Audio By Carbonatix
The Ghana Standards Authority (GSA) has held a stakeholder workshop to finalise arrangements for the establishment of a National Organic Certification Scheme, as the country moves to end its dependence on foreign certification bodies and unlock premium export markets for farmers and agribusinesses.
The workshop, which was held in collaboration with the German Development Cooperation (GIZ), brought together officials from the Ministries of Food and Agriculture, and Trade, Agribusiness and Industry, industry players, development partners, farmer representatives, and members of academia.
On the sidelines of the workshop, the GSA launched the logo of the scheme, a symbolic step marking the authority's readiness to operationalise what it described as a landmark initiative for Ghana's agricultural sector.
Scheme
The GSA Director-General, Professor George Agyei, explained that the scheme was not a promise but "a scheme with architecture," built on ISO/IEC 17065 — the international standard for bodies certifying products, processes, and services — and aligned with the European Union (EU) Organic Regulation 2018/848, which governs access to one of the world's most demanding organic markets.
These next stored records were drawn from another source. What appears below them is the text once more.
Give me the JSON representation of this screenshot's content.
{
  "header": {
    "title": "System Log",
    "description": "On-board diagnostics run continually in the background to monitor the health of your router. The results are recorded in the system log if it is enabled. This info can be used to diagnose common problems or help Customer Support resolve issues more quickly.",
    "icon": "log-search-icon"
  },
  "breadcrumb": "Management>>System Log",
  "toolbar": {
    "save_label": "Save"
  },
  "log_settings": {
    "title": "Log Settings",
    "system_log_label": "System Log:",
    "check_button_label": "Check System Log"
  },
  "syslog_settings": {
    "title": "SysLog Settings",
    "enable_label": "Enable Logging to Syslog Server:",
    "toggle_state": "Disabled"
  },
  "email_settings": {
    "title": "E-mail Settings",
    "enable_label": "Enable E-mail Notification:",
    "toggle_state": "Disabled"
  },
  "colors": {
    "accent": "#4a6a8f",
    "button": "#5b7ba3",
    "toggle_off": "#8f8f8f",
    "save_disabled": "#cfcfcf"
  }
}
He said the certification process would follow a rigorous four-stage cycle of application, audit, certification decision, and ongoing surveillance, covering crops, horticultural products, fruits and vegetables.
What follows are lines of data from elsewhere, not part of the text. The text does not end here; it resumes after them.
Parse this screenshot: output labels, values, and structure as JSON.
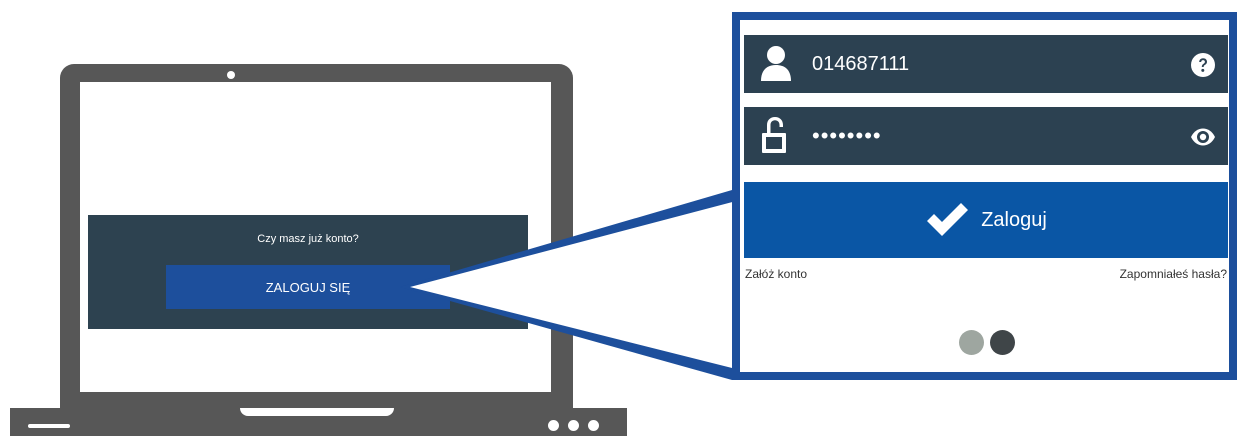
{
  "laptop": {
    "question": "Czy masz już konto?",
    "login_cta_label": "ZALOGUJ SIĘ"
  },
  "zoom": {
    "username": {
      "value": "014687111",
      "icon": "user-icon",
      "help_icon": "help-icon"
    },
    "password": {
      "value": "••••••••",
      "icon": "unlock-icon",
      "toggle_icon": "eye-icon"
    },
    "submit_label": "Zaloguj",
    "register_link": "Załóż konto",
    "forgot_link": "Zapomniałeś hasła?",
    "carousel": {
      "count": 2,
      "active_index": 1
    }
  },
  "colors": {
    "laptop_body": "#575757",
    "panel_bg": "#2d4250",
    "cta_blue": "#1d4f9c",
    "zoom_border": "#1d4f9c",
    "field_bg": "#2c4151",
    "submit_blue": "#0a56a5",
    "dot_inactive": "#9ea6a0",
    "dot_active": "#3f4548"
  }
}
Prof. Agyei said the scheme was corrective to what he described as a structural injustice, adding that Ghanaian farmers who practised organic agriculture currently earned the same price as those who did not, while being shut out of international markets where organic premiums could reach between 20 per cent and 40 per cent above conventional prices.
"Without it, our farmers export under someone else's mark.
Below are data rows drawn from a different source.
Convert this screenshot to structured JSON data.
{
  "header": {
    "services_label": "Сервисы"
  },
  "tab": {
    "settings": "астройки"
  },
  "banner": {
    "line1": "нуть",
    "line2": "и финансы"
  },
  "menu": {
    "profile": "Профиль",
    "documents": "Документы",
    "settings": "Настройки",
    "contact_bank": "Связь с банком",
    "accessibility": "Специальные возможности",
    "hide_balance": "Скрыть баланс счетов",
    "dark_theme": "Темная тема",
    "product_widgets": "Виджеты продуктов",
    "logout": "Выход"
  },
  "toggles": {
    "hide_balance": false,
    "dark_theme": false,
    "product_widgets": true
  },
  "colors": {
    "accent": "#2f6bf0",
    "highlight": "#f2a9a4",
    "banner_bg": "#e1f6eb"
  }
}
They bear the cost of organic production, but capture none of the premium," he said.
He cited figures showing the global organic food and beverage market was valued at over $220 billion in 2024 and projected to exceed $380 billion by 2030, with Europe accounting for more than a third of global organic consumption.
The GSA Director-General said the authority was on a clear accreditation roadmap, with recognition by an international accreditation body as its near-term target, a step he described as the key to unlocking equivalence arrangements with the EU.
Looking beyond Ghana's borders, Prof. Agyei said the scheme positioned the country to become the preferred organic certification destination for the West African sub-region under the African Continental Free Trade Area, with the GSA's mandate rooted in the Standards Authority Act, 2022 (Act 1078).
Journey
He urged farmer cooperatives and agribusinesses to engage early with the scheme, describing first movers as claiming competitive advantage in a growing market.
The Component Head of Invest for Jobs at GIZ Ghana, Eunice Agyeiwah Agyepong, told participants that the initiative was born out of recognition that while Ghana held significant potential in organic agriculture, access to certification remained a major barrier for many producers and enterprises, with most businesses forced to rely on foreign certification bodies at considerable cost.
"The process could be complex, time-consuming and difficult for small and medium-sized enterprises to navigate," she said, adding that global demand for certified organic products was rising at an unprecedented pace across Europe, North America, Asia, and increasingly within Africa.
She said that investments had been made to strengthen laboratory and testing infrastructure within the GSA to provide a technical foundation for the scheme.
Ms Agyepong urged producers, processors, exporters, retailers, consumers, farmer organisations, research institutions, development partners, and industry associations to actively support the rollout of the scheme.